Он чуть опустил стекло «круизёра» и закурил, не спрашивая разрешения. Переживёт.
Уважает её Ваня, видали!
Импотент ***в.
Он разозлился так, что аж ладони на руле взмокли. И сигарета не помогала.
Бемби притихла сзади, затаилась, вжавшись в угол сиденья. Точно как оленёнок под кустом.
– Ты почему пошла в журналистику? – резко спросил он вдруг.
– У меня плохо получается?
Вот что он просто ненавидел, так это когда задавали дурацкий вопрос вместо чёткого и ясного ответа.
– Я спросил, – он хмуро глянул на неё в зеркало.
Глаза опущены, видна только светлая макушка.
– Я хочу помогать людям.

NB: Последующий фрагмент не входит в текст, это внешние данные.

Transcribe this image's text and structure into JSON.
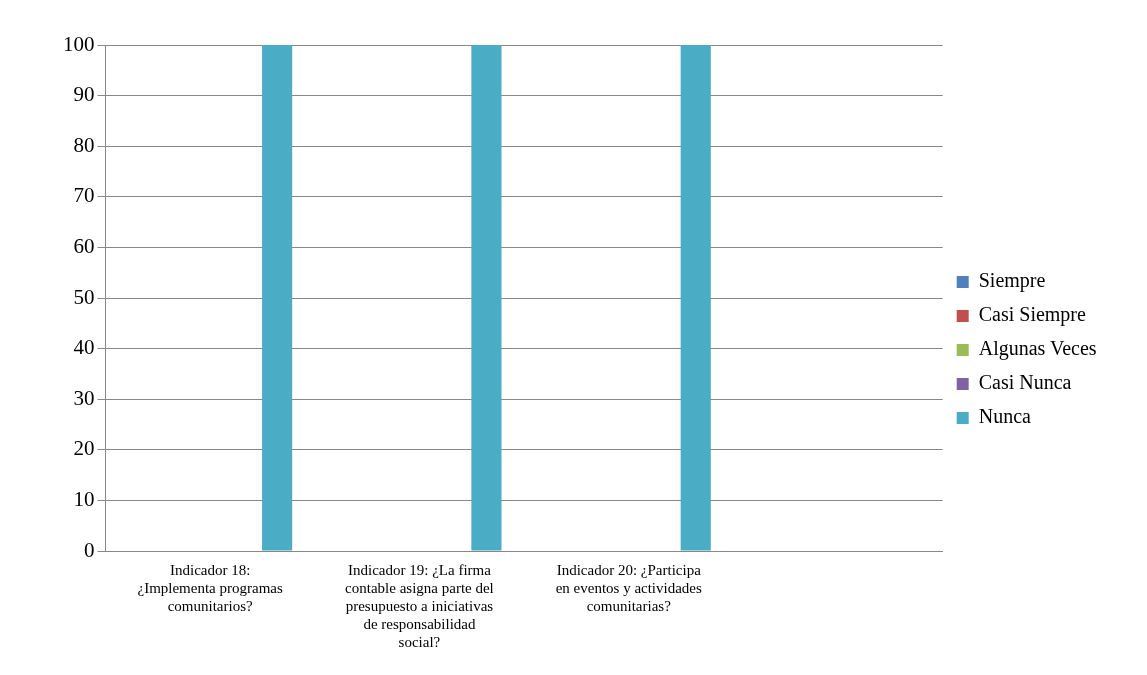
{
  "chart_data": {
    "type": "bar",
    "categories": [
      "Indicador 18: ¿Implementa programas comunitarios?",
      "Indicador 19: ¿La firma contable asigna parte del presupuesto a iniciativas de responsabilidad social?",
      "Indicador 20: ¿Participa en eventos y actividades comunitarias?",
      null
    ],
    "series": [
      {
        "name": "Siempre",
        "color": "#4f81bd",
        "values": [
          0,
          0,
          0,
          null
        ]
      },
      {
        "name": "Casi Siempre",
        "color": "#c0504d",
        "values": [
          0,
          0,
          0,
          null
        ]
      },
      {
        "name": "Algunas Veces",
        "color": "#9bbb59",
        "values": [
          0,
          0,
          0,
          null
        ]
      },
      {
        "name": "Casi Nunca",
        "color": "#8064a2",
        "values": [
          0,
          0,
          0,
          null
        ]
      },
      {
        "name": "Nunca",
        "color": "#4bacc6",
        "values": [
          100,
          100,
          100,
          null
        ]
      }
    ],
    "ylim": [
      0,
      100
    ],
    "yticks": [
      0,
      10,
      20,
      30,
      40,
      50,
      60,
      70,
      80,
      90,
      100
    ],
    "grid": "y",
    "legend": "right"
  }
}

И я это могу. Это вы мне дали такую возможность, спасибо… Вам, наверное, смешно это слышать?
Обхохочешься, да.
– Это не смешно. Скорее грустно.
– Почему?
– Потому что это противоречит твоей натуре.
– Помощь людям?
– Вся вот эта возня и беготня ради какой-нибудь Поли или Оли. Ты ж каждый раз над собой такое усилие делаешь, дурёха. Писала бы «джинсу», зашибала бабки и не парилась так, как сейчас.
– Это… так заметно?
Голос её испуганно дрогнул.
– Представь себе.
– Это только вы заметили… или другие тоже? Мне бы не хотелось…
Трогательно, аж до слёз.
– Успокойся уже, Бемби, это только я такой глазастый. Бросать тебе надо эту ***ню, а то выгоришь вся.
Она даже передёрнулась от грубого слова, цаца. Ресницы гневно взметнулись.
– Это не… это не…
– Не ***ня? – ехидно подсказал он, слегка развеселившись.
– Это не ваше дело! – отчеканила она. – У вас есть претензии к моей работе?
– Нет. Ты мне даже тираж подняла своими душепищательными историями, Бемби.
– Мне не нравится, когда вы меня так называете!
– Потому и называю, – усмехнулся он, подкручивая регулятор аудиосистемы. Эту песню своего совкового детства он любил:
– Двести лет кукушка мне жить накуковала,
Что меня обрадует, знала наперёд.
Но двести лет, кукушечка, ах, как же это мало!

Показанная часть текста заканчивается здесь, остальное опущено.